The treatise opens from the broad Islamic principle that the believer’s affair is always good: gratitude is required when blessings are given, and patience is required when hardship occurs. From this starting point, Ibn Taymiyyah explains that religion returns, in a profound sense, to patience and gratitude. Patience is required in performing acts of obedience, in refraining from sin, and in bearing afflictions that come without one’s choice. These distinctions give the work its structure and practical force.
A major part of the treatise concerns harm caused by other people.

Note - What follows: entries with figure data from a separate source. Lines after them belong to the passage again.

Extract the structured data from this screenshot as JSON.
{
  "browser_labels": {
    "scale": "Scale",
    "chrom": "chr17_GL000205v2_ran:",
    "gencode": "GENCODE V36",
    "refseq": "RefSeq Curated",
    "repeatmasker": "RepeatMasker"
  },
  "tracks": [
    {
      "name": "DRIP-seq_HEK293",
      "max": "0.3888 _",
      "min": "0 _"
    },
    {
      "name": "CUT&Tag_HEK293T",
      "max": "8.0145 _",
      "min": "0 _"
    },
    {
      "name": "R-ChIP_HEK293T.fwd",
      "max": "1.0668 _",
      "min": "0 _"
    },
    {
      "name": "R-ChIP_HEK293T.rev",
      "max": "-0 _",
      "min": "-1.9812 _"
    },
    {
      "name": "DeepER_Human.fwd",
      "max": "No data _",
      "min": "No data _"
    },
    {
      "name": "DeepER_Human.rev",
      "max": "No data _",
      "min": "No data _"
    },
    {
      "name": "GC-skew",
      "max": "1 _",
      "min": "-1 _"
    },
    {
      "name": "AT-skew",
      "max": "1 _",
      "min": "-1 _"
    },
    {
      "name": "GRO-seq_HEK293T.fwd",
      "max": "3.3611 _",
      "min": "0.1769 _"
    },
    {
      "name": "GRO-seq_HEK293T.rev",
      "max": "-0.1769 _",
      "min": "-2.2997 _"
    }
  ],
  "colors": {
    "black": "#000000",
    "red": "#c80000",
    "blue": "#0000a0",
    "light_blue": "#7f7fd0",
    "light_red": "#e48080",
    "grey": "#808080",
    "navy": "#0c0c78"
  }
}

Ibn Taymiyyah recognises that this form of trial is especially difficult because it touches the self, wealth, honour, and the instinct to retaliate. He does not dismiss the pain of injustice, nor does he reduce patience to passivity. Instead, he examines the inner calculations of the soul: anger, revenge, humiliation, self-blame, repentance, pardon, and the hope of reward from Allah.
The work is particularly striking in its treatment of forgiveness. Ibn Taymiyyah argues that pardoning others can become a cause of honour, freedom of heart, divine forgiveness, and moral strength. Retaliation, by contrast, can consume time, divide the heart, increase enmity, and lead a person beyond the limits of justice. The treatise therefore speaks not only to private spirituality, but also to the ethics of conflict, injury, and self-command.
The translator’s preface adds an important biographical frame. Ibn Taymiyyah’s words on patience are read against the background of his own imprisonments, public opposition, and refusal to take revenge when power shifted in his favour. This gives the treatise a particular seriousness. It is not a theoretical discussion by a detached moralist; it is a text whose themes were tested in the author’s life.
This edition will benefit readers interested in Islamic spirituality, tazkiyah, classical ethical writing, and the writings of Ibn Taymiyyah. It is also suitable for Islamic study circles and library collections seeking short primary texts that combine doctrinal clarity with practical moral instruction.